On Nov. 16 and 17, the center is hosting a free, open-to-the-public symposium entitled “Firearms and Mental Health: Fostering Understanding, Safety and Support.” It will bring together mental health practitioners, firearms experts, academics, lawyers and community leaders to discuss safe firearms storage and suicide awareness and prevention. It will also feature gun safety training and a town hall meeting on the UW campus.

Hlebinsky also has been busy creating a website and a strategic plan, fundraising and drilling into the details of the center’s mission.

“There’s a lack of scholarship around firearms that needs to be present, especially today,” Hlebinsky said. “One of my big goals for the center is to create a national symposium for firearm experts, because there’s currently no such program in the U.S.”

She hopes to broaden public education around guns, engage in community outreach and be a resource for academic research. At least initially, the UW research center intends to aggregate scholarly material from around the country involving firearms, but plans are in the works to hire research associates and fellows in Laramie, Hlebinsky said.

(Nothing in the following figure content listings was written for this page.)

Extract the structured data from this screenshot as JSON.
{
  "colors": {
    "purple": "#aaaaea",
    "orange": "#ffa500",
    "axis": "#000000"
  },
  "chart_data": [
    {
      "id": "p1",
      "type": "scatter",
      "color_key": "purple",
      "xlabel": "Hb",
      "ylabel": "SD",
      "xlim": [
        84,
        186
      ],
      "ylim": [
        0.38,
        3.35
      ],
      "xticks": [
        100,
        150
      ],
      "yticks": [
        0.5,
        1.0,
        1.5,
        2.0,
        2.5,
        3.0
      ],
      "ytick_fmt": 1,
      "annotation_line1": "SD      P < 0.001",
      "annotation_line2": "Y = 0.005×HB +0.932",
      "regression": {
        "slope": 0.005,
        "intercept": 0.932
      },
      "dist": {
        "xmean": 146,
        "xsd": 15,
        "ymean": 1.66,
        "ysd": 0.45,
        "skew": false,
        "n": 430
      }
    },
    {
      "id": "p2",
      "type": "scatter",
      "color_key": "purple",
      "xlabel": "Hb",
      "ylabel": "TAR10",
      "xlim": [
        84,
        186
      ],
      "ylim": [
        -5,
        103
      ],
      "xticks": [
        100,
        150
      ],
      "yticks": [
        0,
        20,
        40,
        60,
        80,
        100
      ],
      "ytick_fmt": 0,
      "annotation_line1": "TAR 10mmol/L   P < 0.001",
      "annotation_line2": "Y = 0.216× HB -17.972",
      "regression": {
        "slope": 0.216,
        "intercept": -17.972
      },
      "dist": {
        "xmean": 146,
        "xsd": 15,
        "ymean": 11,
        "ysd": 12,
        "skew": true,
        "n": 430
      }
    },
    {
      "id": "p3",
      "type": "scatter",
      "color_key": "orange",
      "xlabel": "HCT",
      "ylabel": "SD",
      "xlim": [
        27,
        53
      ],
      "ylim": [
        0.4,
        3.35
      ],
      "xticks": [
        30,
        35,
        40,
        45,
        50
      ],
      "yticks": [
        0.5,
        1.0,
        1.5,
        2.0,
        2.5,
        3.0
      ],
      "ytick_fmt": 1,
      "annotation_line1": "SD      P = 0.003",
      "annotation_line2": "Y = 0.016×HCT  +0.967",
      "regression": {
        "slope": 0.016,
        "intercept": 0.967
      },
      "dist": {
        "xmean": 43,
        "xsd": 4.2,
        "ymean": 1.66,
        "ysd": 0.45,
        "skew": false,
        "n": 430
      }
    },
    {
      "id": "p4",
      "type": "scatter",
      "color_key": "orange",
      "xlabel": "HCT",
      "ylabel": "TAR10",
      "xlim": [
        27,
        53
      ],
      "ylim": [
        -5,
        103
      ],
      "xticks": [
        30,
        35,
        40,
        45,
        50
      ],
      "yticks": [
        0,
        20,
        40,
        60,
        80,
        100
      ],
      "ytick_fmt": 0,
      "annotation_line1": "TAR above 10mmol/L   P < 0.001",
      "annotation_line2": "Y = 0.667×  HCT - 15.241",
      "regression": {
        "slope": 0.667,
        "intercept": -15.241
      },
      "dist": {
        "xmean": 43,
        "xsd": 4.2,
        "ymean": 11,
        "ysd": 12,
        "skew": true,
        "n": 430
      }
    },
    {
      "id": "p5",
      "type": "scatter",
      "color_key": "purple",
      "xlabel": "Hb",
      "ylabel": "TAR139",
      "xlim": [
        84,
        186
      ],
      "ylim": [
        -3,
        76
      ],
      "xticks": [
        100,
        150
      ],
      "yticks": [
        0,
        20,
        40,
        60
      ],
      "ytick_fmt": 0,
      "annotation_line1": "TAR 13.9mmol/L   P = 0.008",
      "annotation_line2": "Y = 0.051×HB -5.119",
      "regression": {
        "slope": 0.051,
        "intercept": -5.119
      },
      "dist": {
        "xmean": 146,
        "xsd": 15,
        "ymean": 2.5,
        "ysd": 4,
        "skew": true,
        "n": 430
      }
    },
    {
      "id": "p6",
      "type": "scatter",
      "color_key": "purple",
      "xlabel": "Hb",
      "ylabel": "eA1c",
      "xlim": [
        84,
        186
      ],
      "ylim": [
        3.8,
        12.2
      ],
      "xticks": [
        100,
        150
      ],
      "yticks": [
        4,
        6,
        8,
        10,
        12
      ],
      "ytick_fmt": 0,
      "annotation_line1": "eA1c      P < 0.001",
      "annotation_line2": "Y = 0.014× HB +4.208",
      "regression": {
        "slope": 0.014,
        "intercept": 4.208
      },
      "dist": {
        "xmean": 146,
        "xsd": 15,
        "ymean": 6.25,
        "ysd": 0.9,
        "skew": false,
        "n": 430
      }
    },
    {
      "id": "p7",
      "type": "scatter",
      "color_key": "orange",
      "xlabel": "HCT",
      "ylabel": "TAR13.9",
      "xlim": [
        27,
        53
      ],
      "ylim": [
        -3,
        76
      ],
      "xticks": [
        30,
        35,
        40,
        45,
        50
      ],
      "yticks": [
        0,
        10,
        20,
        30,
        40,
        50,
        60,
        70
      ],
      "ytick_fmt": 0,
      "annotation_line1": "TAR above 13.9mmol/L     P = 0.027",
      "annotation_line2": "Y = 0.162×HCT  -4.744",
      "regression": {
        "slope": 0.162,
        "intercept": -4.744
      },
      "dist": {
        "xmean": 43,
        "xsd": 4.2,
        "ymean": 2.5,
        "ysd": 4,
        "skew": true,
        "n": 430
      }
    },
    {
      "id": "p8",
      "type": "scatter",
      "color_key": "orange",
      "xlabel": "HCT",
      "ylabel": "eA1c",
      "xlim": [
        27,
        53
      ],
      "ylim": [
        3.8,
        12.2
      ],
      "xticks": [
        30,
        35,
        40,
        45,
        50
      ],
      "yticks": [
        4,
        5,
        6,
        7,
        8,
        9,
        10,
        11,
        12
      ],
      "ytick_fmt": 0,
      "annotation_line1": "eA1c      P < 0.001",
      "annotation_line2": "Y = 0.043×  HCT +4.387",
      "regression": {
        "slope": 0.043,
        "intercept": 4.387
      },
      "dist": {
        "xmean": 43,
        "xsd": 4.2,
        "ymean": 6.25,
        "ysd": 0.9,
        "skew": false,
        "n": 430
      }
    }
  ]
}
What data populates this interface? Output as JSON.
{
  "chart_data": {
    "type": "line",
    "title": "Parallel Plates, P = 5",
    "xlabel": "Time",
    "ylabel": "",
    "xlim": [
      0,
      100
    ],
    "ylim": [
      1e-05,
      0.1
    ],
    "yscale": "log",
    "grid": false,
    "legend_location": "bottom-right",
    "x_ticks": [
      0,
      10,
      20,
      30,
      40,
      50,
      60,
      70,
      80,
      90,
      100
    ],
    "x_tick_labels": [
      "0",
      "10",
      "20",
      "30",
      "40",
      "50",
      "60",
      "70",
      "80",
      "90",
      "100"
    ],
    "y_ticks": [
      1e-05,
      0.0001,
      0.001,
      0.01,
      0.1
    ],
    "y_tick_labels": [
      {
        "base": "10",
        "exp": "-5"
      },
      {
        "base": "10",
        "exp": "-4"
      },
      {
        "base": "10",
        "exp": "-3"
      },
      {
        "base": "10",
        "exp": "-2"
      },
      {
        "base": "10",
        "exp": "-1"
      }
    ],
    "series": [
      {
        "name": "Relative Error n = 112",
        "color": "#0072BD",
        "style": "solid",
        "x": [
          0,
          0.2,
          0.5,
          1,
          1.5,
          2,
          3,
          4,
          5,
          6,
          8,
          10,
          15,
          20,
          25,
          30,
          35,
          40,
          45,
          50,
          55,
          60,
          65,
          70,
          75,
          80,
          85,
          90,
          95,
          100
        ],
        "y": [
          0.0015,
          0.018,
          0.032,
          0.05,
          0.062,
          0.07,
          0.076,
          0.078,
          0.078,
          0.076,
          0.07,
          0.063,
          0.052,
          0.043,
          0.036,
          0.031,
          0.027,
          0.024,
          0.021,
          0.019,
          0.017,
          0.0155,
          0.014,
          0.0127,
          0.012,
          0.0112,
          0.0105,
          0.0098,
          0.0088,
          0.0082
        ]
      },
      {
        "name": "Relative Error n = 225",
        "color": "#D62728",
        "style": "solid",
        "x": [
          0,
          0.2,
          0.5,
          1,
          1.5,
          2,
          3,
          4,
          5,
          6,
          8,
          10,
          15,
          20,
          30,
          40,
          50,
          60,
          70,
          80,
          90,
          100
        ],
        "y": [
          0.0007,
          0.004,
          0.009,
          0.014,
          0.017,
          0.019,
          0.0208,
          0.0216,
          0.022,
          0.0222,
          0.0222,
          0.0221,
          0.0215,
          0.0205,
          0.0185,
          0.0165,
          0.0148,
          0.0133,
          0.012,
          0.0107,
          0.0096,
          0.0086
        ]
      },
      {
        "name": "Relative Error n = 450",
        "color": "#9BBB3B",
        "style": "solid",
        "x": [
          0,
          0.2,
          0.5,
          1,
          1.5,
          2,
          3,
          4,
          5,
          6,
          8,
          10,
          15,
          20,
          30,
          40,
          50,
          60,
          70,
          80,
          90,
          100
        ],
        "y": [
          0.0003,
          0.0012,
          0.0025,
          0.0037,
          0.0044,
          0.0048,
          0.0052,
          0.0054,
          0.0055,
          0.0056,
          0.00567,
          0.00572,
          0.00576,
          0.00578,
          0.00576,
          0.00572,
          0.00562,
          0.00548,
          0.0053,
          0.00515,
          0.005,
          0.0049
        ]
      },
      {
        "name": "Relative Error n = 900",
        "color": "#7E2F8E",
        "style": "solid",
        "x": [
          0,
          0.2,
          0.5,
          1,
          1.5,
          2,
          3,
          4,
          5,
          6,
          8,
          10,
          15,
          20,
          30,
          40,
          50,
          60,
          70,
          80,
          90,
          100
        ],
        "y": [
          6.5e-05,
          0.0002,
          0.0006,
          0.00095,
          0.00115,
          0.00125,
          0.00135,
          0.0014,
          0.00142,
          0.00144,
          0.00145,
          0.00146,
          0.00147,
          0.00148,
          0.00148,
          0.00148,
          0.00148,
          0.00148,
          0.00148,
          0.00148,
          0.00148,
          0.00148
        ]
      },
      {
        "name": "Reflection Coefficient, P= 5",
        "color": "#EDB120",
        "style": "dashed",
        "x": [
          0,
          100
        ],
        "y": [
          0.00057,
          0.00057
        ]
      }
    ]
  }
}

Beginning this semester, Mocsary is teaching a course on Second Amendment law and history, the first of what may be many classes centered on firearms.

Perhaps ironically, given her experience in Cody, Hlebinsky and Mocsary agree the research center doesn’t need a permanent home – just yet.

Said Hlebinsky: “Rather than bricks and mortar, what I’d like is if we could establish a cross-disciplinary approach, where we’re a national leader on the topic and can partner with other universities on research.”